To highlight a key difference between linear vs. logistic modeling, consider the following linear and logistic regression models of survival with sex and age as predictors in addition to ticket class.

lin_mod2 <- lm(Survived ~ PClass + Sex + Age, data = titanic)
coef(summary(lin_mod2))
                Estimate  Std.
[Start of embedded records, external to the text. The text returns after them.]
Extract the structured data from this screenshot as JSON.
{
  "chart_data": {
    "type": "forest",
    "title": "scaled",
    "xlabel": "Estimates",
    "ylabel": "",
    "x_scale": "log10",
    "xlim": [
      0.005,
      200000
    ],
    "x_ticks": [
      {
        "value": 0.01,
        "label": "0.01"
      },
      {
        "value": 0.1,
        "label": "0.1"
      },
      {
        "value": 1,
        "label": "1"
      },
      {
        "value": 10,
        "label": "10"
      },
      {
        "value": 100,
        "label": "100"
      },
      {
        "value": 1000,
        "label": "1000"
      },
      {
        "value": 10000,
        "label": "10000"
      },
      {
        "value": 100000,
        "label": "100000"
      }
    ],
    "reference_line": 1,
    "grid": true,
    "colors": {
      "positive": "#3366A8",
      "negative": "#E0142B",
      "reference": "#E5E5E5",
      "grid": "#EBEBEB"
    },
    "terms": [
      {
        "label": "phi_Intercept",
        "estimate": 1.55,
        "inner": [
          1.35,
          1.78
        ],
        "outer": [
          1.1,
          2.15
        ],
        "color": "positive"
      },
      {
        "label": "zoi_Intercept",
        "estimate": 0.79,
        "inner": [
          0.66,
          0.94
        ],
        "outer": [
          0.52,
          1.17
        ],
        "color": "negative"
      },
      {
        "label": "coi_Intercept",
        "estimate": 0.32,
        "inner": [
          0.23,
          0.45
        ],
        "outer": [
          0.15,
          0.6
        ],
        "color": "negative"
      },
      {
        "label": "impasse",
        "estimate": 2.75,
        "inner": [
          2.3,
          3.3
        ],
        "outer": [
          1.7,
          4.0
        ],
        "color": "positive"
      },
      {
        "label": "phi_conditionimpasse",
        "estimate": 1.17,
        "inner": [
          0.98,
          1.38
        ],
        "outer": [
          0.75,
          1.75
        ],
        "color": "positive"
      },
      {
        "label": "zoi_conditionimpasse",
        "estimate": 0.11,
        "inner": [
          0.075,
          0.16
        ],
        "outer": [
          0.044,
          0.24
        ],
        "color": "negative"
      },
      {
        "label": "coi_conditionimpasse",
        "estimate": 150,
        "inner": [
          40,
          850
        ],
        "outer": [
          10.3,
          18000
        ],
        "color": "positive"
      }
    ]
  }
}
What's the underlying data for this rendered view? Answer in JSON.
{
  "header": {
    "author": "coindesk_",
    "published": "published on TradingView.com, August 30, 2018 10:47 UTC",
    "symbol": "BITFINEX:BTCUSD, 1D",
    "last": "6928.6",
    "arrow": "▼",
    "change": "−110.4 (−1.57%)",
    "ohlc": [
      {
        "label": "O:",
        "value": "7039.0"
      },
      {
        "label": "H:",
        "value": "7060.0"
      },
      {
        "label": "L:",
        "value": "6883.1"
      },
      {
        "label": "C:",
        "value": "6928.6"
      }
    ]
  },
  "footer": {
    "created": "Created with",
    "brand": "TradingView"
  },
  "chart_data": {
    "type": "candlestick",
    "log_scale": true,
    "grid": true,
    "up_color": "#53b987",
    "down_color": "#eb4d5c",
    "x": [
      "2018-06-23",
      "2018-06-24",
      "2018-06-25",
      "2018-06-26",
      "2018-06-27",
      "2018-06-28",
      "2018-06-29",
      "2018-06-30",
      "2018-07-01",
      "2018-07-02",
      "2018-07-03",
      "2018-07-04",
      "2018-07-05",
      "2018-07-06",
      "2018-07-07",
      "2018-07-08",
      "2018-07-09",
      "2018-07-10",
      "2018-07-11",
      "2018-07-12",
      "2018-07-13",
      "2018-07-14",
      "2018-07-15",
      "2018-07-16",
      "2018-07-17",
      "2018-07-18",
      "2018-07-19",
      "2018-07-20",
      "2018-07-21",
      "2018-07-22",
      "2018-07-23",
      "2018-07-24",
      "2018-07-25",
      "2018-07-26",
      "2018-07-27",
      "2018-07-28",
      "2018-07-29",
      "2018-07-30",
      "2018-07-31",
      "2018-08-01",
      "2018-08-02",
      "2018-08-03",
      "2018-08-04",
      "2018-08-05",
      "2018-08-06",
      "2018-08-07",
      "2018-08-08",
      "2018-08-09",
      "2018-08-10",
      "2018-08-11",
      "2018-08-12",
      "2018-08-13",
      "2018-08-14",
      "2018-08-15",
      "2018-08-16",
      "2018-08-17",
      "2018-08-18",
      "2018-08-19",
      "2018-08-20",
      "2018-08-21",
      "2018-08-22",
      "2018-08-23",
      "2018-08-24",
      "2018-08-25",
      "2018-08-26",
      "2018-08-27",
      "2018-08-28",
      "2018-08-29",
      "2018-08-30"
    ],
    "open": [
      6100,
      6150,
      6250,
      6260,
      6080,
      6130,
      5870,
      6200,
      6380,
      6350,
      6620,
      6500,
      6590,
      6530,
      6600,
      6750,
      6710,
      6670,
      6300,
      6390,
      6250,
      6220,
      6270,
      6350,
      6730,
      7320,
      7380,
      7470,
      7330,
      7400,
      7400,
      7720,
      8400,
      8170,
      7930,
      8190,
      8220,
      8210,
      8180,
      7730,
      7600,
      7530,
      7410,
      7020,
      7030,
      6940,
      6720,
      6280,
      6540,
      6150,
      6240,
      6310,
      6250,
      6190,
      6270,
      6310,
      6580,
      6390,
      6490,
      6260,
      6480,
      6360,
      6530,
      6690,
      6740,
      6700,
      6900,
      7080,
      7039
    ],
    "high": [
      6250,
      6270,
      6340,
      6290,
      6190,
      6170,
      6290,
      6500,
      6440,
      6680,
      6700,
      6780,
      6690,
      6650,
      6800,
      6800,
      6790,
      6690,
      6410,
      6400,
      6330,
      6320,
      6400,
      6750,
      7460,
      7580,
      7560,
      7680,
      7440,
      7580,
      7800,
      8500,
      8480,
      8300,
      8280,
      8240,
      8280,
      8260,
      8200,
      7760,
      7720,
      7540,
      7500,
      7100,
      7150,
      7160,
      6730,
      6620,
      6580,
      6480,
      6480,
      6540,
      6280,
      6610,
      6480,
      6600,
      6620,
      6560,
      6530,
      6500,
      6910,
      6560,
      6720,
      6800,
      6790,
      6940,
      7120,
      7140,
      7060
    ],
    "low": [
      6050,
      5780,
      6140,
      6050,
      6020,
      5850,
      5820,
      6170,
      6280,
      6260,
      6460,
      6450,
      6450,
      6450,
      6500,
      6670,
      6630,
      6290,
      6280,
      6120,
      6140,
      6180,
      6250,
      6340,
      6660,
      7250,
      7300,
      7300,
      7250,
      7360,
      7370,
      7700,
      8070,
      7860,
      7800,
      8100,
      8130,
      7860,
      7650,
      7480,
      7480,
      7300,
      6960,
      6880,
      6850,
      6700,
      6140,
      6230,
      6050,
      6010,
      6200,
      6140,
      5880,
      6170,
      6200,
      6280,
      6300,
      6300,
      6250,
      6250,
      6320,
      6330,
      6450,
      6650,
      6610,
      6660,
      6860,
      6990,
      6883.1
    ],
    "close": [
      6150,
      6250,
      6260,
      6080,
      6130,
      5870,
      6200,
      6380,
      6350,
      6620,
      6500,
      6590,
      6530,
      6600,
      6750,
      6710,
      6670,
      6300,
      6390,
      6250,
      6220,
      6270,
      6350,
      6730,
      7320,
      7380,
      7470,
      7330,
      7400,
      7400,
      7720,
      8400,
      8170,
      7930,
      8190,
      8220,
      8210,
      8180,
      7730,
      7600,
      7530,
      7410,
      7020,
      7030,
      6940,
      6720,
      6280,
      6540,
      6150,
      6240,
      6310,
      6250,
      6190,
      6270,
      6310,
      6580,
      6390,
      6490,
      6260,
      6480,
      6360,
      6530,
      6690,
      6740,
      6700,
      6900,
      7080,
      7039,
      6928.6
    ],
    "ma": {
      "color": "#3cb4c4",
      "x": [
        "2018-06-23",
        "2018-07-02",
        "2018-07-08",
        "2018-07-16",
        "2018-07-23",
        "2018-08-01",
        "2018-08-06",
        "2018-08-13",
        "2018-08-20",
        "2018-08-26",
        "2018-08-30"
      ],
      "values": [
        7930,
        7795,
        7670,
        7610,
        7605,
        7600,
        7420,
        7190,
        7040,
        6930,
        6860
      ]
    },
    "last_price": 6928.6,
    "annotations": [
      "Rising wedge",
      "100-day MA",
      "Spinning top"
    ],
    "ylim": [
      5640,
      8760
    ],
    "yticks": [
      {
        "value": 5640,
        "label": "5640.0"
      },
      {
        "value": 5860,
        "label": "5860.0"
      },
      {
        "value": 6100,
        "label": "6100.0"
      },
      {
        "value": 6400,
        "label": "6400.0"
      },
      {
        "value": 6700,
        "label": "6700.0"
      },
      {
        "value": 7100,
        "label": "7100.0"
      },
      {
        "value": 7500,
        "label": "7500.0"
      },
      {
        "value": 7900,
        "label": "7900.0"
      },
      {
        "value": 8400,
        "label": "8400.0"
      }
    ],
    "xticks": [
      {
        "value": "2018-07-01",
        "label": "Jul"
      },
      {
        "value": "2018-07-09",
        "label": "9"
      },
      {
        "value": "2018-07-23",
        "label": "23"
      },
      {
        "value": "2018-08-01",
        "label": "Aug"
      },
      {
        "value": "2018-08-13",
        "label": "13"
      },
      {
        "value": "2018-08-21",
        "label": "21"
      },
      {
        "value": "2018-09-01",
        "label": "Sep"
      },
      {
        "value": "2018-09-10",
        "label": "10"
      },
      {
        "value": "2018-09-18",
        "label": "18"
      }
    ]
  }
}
Error    t value     Pr(>|t|)
(Intercept)  1.130522829 0.051940872  21.765573 8.158449e-82
PClass2nd   -0.207433817 0.039239825  -5.286308 1.637737e-07
PClass3rd   -0.393344488 0.037709874 -10.430809 7.001373e-24
Sexmale     -0.501325667 0.029419802 -17.040416 2.697807e-55
Age         -0.006004789 0.001105949  -5.429536 7.633977e-08
log_mod2 <- glm(Survived ~ PClass + Sex + Age, data = titanic, family = "binomial")
coef(summary(log_mod2))
               Estimate  Std. Error    z value     Pr(>|z|)
(Intercept)  3.75966210 0.397567324   9.456668 3.179129e-21
PClass2nd   -1.29196240 0.260075781  -4.967638 6.777324e-07
PClass3rd   -2.52141915 0.276656805  -9.113888 7.948131e-20
Sexmale     -2.63135683 0.201505379 -13.058494 5.684093e-39
Age         -0.03917681 0.007616218  -5.143868 2.691392e-07
## predict for Rose
## (by hand)
1.130523 + (-0.207434)*0 + (-0.393344)*0 + (-0.501326)*0 + (-0.006005)*17
[1] 1.028438
## (using predict)
predict(lin_mod2, newdata = data.frame(PClass = "1st", Sex = "female", Age = 17))
       1 
1.028441 
## predict for Jack
## (by hand)
1.130523 + (-0.207434)*0 + (-0.393344)*1 + (-0.501326)*1 + (-0.006005)*20
[1] 0.115753
## (using predict)
predict(lin_mod2, newdata = data.frame(PClass = "3rd", Sex = "male", Age = 20))
        1 
0.1157569 
## predict for Rose
## (by hand)
log_odds_rose <- 3.75966210 + (-1.29196240)*0 + (-2.52141915)*0 + (-2.63135683)*0 + (-0.03917681)*17
odds_rose <- exp(log_odds_rose)
odds_rose/(1+odds_rose)
[1] 0.9566303
## (using predict)
predict(log_mod2, newdata = data.frame(PClass = "1st", Sex = "female", Age = 17), type = "response")
        1 
0.9566303 
## predict for Jack
## (by hand)
log_odds_jack <- 3.75966210 + (-1.29196240)*0 + (-2.52141915)*1 + (-2.63135683)*1 + (-0.03917681)*20
odds_jack <- exp(log_odds_jack)
odds_jack/(1+odds_jack)
[1] 0.101867
## (using predict)
predict(log_mod2, newdata = data.frame(PClass = "3rd", Sex = "male", Age = 20), type = "response")
       1 
0.101867
  1. Our linear model predicted that Rose’s probability of survival was over 100% (which doesn’t make sense). The predictions for Jack are fairly similar: 10.2% based on our logistic model and 11.6% based on our linear model.